Appeal by the defendant from a judgment of the Supreme Court, Queens County (Savarese, J.), rendered February 6, 1989, convicting him of reckless endangerment in the second degree, upon a jury verdict, and imposing sentence.
Ordered that the judgment is affirmed.
The defendant contends that he was denied his statutory right to a speedy trial. We disagree. The periods of delay directly resulting from the defendant’s pretrial motion are not chargeable to the People (see, CPL 30.30 [4] [a], [b]; People v Worley, 66 NY2d 523, 527; People v Erts, 141 AD2d 665), nor are the delays to which the defendant failed to object, including the 41 days between the defendant’s arraignment and his first scheduled court date which the trial court erroneously attributed to the People (see, People v Pappas, 128 AD2d 556; People v Gaggi, 104 AD2d 422). The total time properly chargeable to the People in this case was within the permitted six calendar months (see, e.g., People v Jones, 105 AD2d 179, 188, affd 66 NY2d 529). Accordingly, the defendant’s motion to dismiss pursuant to CPL 30.30 was properly denied.

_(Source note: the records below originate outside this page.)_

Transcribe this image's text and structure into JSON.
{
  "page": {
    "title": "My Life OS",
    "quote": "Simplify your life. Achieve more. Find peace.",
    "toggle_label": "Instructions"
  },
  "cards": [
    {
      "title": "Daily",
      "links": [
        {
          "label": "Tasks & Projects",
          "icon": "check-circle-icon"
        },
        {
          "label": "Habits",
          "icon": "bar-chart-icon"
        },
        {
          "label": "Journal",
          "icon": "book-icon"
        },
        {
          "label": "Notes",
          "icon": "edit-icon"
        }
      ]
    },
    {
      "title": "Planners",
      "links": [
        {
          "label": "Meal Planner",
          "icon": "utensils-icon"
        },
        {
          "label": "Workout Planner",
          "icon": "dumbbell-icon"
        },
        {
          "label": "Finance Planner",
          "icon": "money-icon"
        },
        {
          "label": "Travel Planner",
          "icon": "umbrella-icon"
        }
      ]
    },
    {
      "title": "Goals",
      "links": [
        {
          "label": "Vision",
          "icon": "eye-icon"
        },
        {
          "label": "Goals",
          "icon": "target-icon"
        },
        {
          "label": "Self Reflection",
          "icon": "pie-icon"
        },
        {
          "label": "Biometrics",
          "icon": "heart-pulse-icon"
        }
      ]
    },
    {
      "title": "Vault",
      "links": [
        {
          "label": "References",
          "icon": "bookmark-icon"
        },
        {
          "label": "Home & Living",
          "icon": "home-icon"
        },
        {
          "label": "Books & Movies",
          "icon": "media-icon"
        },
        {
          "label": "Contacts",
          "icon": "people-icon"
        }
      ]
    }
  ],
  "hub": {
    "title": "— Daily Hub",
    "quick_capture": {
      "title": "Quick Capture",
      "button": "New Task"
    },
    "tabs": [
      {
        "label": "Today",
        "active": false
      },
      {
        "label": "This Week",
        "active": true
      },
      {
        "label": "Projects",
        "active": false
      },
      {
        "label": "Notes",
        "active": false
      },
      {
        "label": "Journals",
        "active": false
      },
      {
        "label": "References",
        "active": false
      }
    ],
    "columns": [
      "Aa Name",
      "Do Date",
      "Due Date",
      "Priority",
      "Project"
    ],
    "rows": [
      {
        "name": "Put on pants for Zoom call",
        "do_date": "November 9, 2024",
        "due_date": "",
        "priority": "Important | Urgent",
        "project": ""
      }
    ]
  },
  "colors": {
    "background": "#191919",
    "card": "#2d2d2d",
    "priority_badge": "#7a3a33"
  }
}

Finally, we conclude that certain statements made by the prosecutor during his summation do not warrant reversal. The proof of the defendant’s guilt on the reckless endangerment charge was overwhelming and, given his acquittal on the other two charges, there was no significant probability that *646the complained-of remarks affected the jury’s verdict (see, People v Scott, 138 AD2d 421). Kunzeman, J. P., Balletta, Miller and O’Brien, JJ., concur.